Think your meat can stay on any shelf in the fridge? Think again. Chicken juice has a tendency to leak and drip outside of its container. This can mean bad news (contamination) if it comes into contact with your produce.

What to do instead: Place chicken on a plate, then cover and store on the bottom shelf of your refrigerator. 

 

#2 Not washing your hands  


Your hands are often the best tool when it comes to breading and seasoning your protein. But be careful; once they come in contact with chicken juice, they can quickly cross-contaminate anything you touch. Drawer knobs, countertops, seasoning bottles and much more may be covered in harmful bacteria. 

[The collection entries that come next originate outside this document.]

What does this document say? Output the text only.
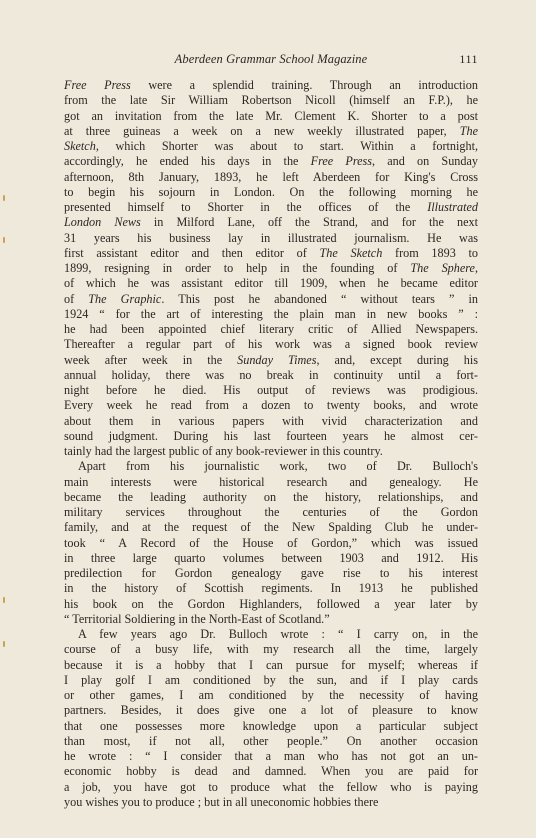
Aberdeen Grammar School Magazine	111
Free Press were a splendid training. Through an introduction
from the late Sir William Robertson Nicoll (himself an F.P.), he
got an invitation from the late Mr. Clement K. Shorter to a post
at three guineas a week on a new weekly illustrated paper, The
Sketch, which Shorter was about to start. Within a fortnight,
accordingly, he ended his days in the Free Press, and on Sunday
afternoon, 8th January, 1893, he left Aberdeen for King's Cross
to begin his sojourn in London. On the following morning he
presented himself to Shorter in the offices of the Illustrated
London News in Milford Lane, off the Strand, and for the next
31 years his business lay in illustrated journalism. He was
first assistant editor and then editor of The Sketch from 1893 to
1899, resigning in order to help in the founding of The Sphere,
of which he was assistant editor till 1909, when he became editor
of The Graphic. This post he abandoned “ without tears ” in
1924 “ for the art of interesting the plain man in new books ” :
he had been appointed chief literary critic of Allied Newspapers.
Thereafter a regular part of his work was a signed book review
week after week in the Sunday Times, and, except during his
annual holiday, there was no break in continuity until a fort-
night before he died. His output of reviews was prodigious.
Every week he read from a dozen to twenty books, and wrote
about them in various papers with vivid characterization and
sound judgment. During his last fourteen years he almost cer-
tainly had the largest public of any book-reviewer in this country.
Apart from his journalistic work, two of Dr. Bulloch's
main interests were historical research and genealogy. He
became the leading authority on the history, relationships, and
military services throughout the centuries of the Gordon
family, and at the request of the New Spalding Club he under-
took “ A Record of the House of Gordon,” which was issued
in three large quarto volumes between 1903 and 1912. His
predilection for Gordon genealogy gave rise to his interest
in the history of Scottish regiments. In 1913 he published
his book on the Gordon Highlanders, followed a year later by
“ Territorial Soldiering in the North-East of Scotland.”
A few years ago Dr. Bulloch wrote : “ I carry on, in the
course of a busy life, with my research all the time, largely
because it is a hobby that I can pursue for myself; whereas if
I play golf I am conditioned by the sun, and if I play cards
or other games, I am conditioned by the necessity of having
partners. Besides, it does give one a lot of pleasure to know
that one possesses more knowledge upon a particular subject
than most, if not all, other people.” On another occasion
he wrote : “ I consider that a man who has not got an un-
economic hobby is dead and damned. When you are paid for
a job, you have got to produce what the fellow who is paying
you wishes you to produce ; but in all uneconomic hobbies there
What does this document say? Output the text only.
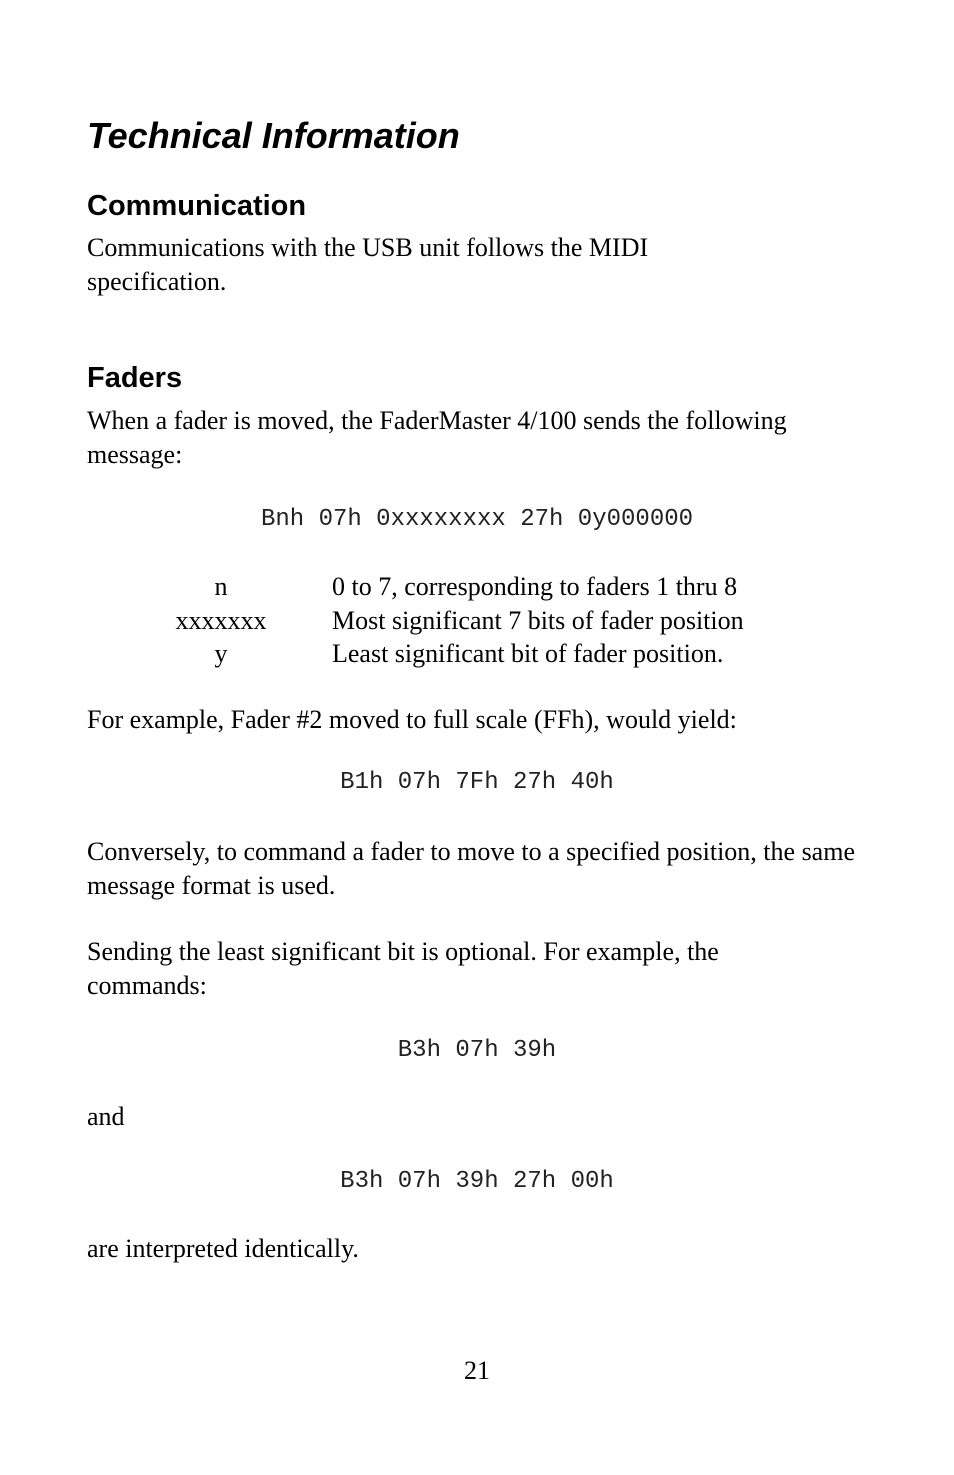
Technical Information
Communication

Communications with the USB unit follows the MIDI specification.

Faders

When a fader is moved, the FaderMaster 4/100 sends the following message:

Bnh 07h 0xxxxxxxx 27h 0y000000
n	0 to 7, corresponding to faders 1 thru 8
xxxxxxx	Most significant 7 bits of fader position
y	Least significant bit of fader position.

For example, Fader #2 moved to full scale (FFh), would yield:

B1h 07h 7Fh 27h 40h

Conversely, to command a fader to move to a specified position, the same message format is used.

Sending the least significant bit is optional. For example, the commands:

B3h 07h 39h

and

B3h 07h 39h 27h 00h

are interpreted identically.

21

What to do instead: Take extra care not to touch any surfaces after handling raw chicken. And if you do, be sure to wipe them down afterwards. A technique that can help is to practice handling chicken using only one hand. That way, the other hand is free to grab the saltshaker or turn on the water when needed. 

#3 Leaving chicken out

Many cooks will put chicken out on the counter to thaw, then promptly forget about it. But it’s important to treat chicken as an item with a time stamp. At room temperature, meat can begin to develop harmful bacteria, which if consumed may result in various foodborne illnessess—aka food poisoning.

What to do instead: Place chicken in the fridge immediately after you’ve finished shopping. Only take it out when you are prepared to cook. If the chicken is frozen, thaw it in the fridge up to two days before cooking.

#4 Rinsing chicken

Contrary to popular opinion, raw chicken doesn’t need to be (and shouldn’t be) rinsed in any way. Rinsing can cause bacteria on the chicken to splash and cling to surrounding surfaces, rather than eliminating them from the chicken. Learn more about why you should never wash raw chicken.

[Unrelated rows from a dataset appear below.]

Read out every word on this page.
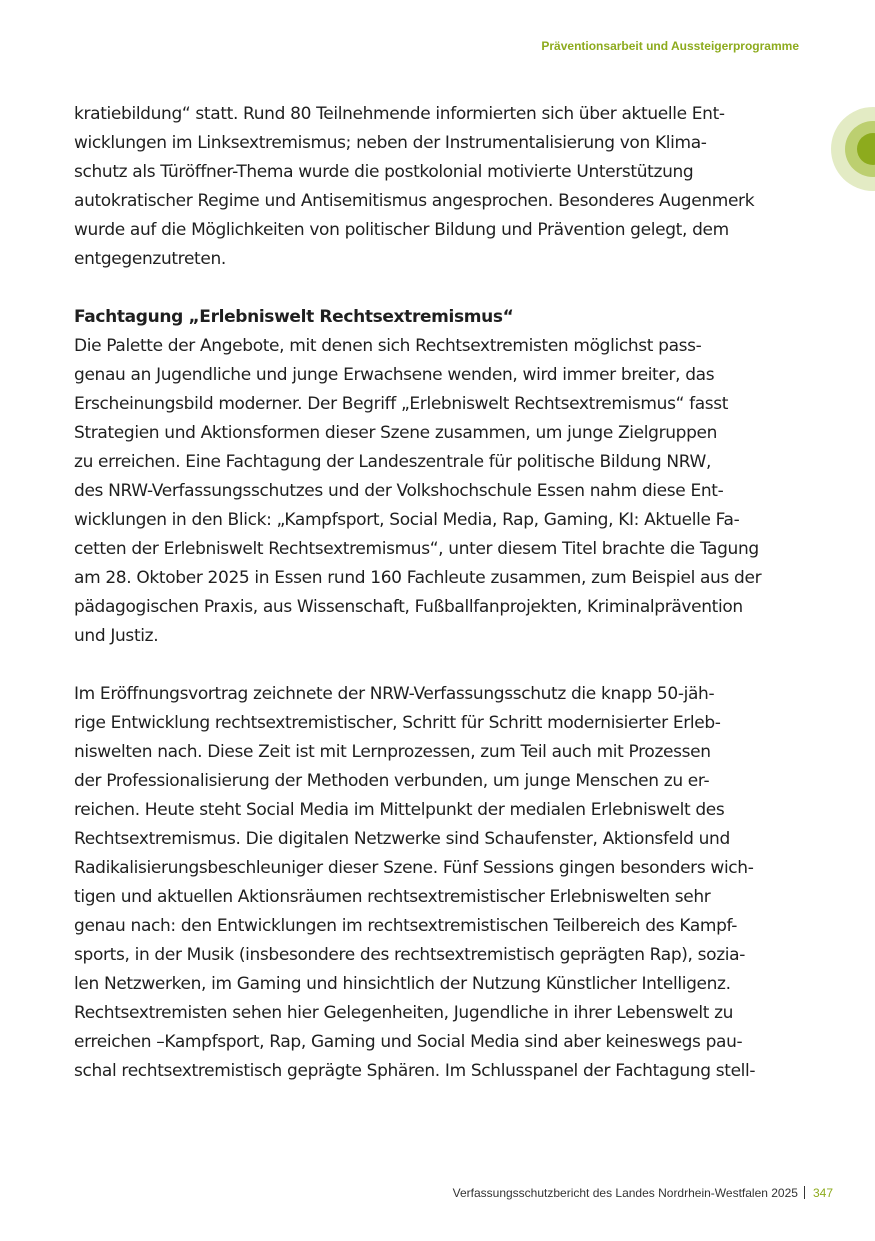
Präventionsarbeit und Aussteigerprogramme
kratiebildung“ statt. Rund 80 Teilnehmende informierten sich über aktuelle Ent-
wicklungen im Linksextremismus; neben der Instrumentalisierung von Klima-
schutz als Türöffner-Thema wurde die postkolonial motivierte Unterstützung
autokratischer Regime und Antisemitismus angesprochen. Besonderes Augenmerk
wurde auf die Möglichkeiten von politischer Bildung und Prävention gelegt, dem
entgegenzutreten.
Fachtagung „Erlebniswelt Rechtsextremismus“
Die Palette der Angebote, mit denen sich Rechtsextremisten möglichst pass-
genau an Jugendliche und junge Erwachsene wenden, wird immer breiter, das
Erscheinungsbild moderner. Der Begriff „Erlebniswelt Rechtsextremismus“ fasst
Strategien und Aktionsformen dieser Szene zusammen, um junge Zielgruppen
zu erreichen. Eine Fachtagung der Landeszentrale für politische Bildung NRW,
des NRW-Verfassungsschutzes und der Volkshochschule Essen nahm diese Ent-
wicklungen in den Blick: „Kampfsport, Social Media, Rap, Gaming, KI: Aktuelle Fa-
cetten der Erlebniswelt Rechtsextremismus“, unter diesem Titel brachte die Tagung
am 28. Oktober 2025 in Essen rund 160 Fachleute zusammen, zum Beispiel aus der
pädagogischen Praxis, aus Wissenschaft, Fußballfanprojekten, Kriminalprävention
und Justiz.
Im Eröffnungsvortrag zeichnete der NRW-Verfassungsschutz die knapp 50-jäh-
rige Entwicklung rechtsextremistischer, Schritt für Schritt modernisierter Erleb-
niswelten nach. Diese Zeit ist mit Lernprozessen, zum Teil auch mit Prozessen
der Professionalisierung der Methoden verbunden, um junge Menschen zu er-
reichen. Heute steht Social Media im Mittelpunkt der medialen Erlebniswelt des
Rechtsextremismus. Die digitalen Netzwerke sind Schaufenster, Aktionsfeld und
Radikalisierungsbeschleuniger dieser Szene. Fünf Sessions gingen besonders wich-
tigen und aktuellen Aktionsräumen rechtsextremistischer Erlebniswelten sehr
genau nach: den Entwicklungen im rechtsextremistischen Teilbereich des Kampf-
sports, in der Musik (insbesondere des rechtsextremistisch geprägten Rap), sozia-
len Netzwerken, im Gaming und hinsichtlich der Nutzung Künstlicher Intelligenz.
Rechtsextremisten sehen hier Gelegenheiten, Jugendliche in ihrer Lebenswelt zu
erreichen –Kampfsport, Rap, Gaming und Social Media sind aber keineswegs pau-
schal rechtsextremistisch geprägte Sphären. Im Schlusspanel der Fachtagung stell-
Verfassungsschutzbericht des Landes Nordrhein-Westfalen 2025 347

What to do instead: Skip the wash. Send your chicken straight to the frying pan…or oven…or slow cooker.

#5 Marinating chicken improperly 

Chicken tastes delicious with a zesty marinade. In fact, it’s one of the easiest ways to tenderize the meat. However, leaving chicken on the counter to marinate can take your dinner from delicious to dangerous, as bacteria can grow better when it’s warm. And though it may seem thrifty, never reuse marinade after it’s come into contact with raw meat.

What to do instead: Marinate your chicken in a plastic bag (or other closed container) in the refrigerator. Toss the juices in the container when you are done. 

#6 Mixing raw chicken and other raw ingredients

For those who work in tiny kitchens, the cutting board can be priceless space. It may seem easy to chop the romaine lettuce for your salad on the same surface where you’ve cut your raw chicken into slices. Unfortunately, this is an easy way for chicken juice to seep into, and yes, contaminate your food.

What to do instead: Avoid placing raw chicken near ingredients that aren’t being cooked.  

#7 Reusing tools that are used in raw chicken 

If you’re a savvy cook, you probably know a thing or two about multitasking. It’s a time-saver to bounce around the kitchen, stirring a skillet one moment and slicing vegetables the next. When it comes to handling chicken, however, cross-contamination can put you at risk for salmonella. Avoid using utensils, cookware, cutting boards and anything else after they’ve been exposed to raw chicken.

What to do instead: Thoroughly wash items after they come into contact with the chicken.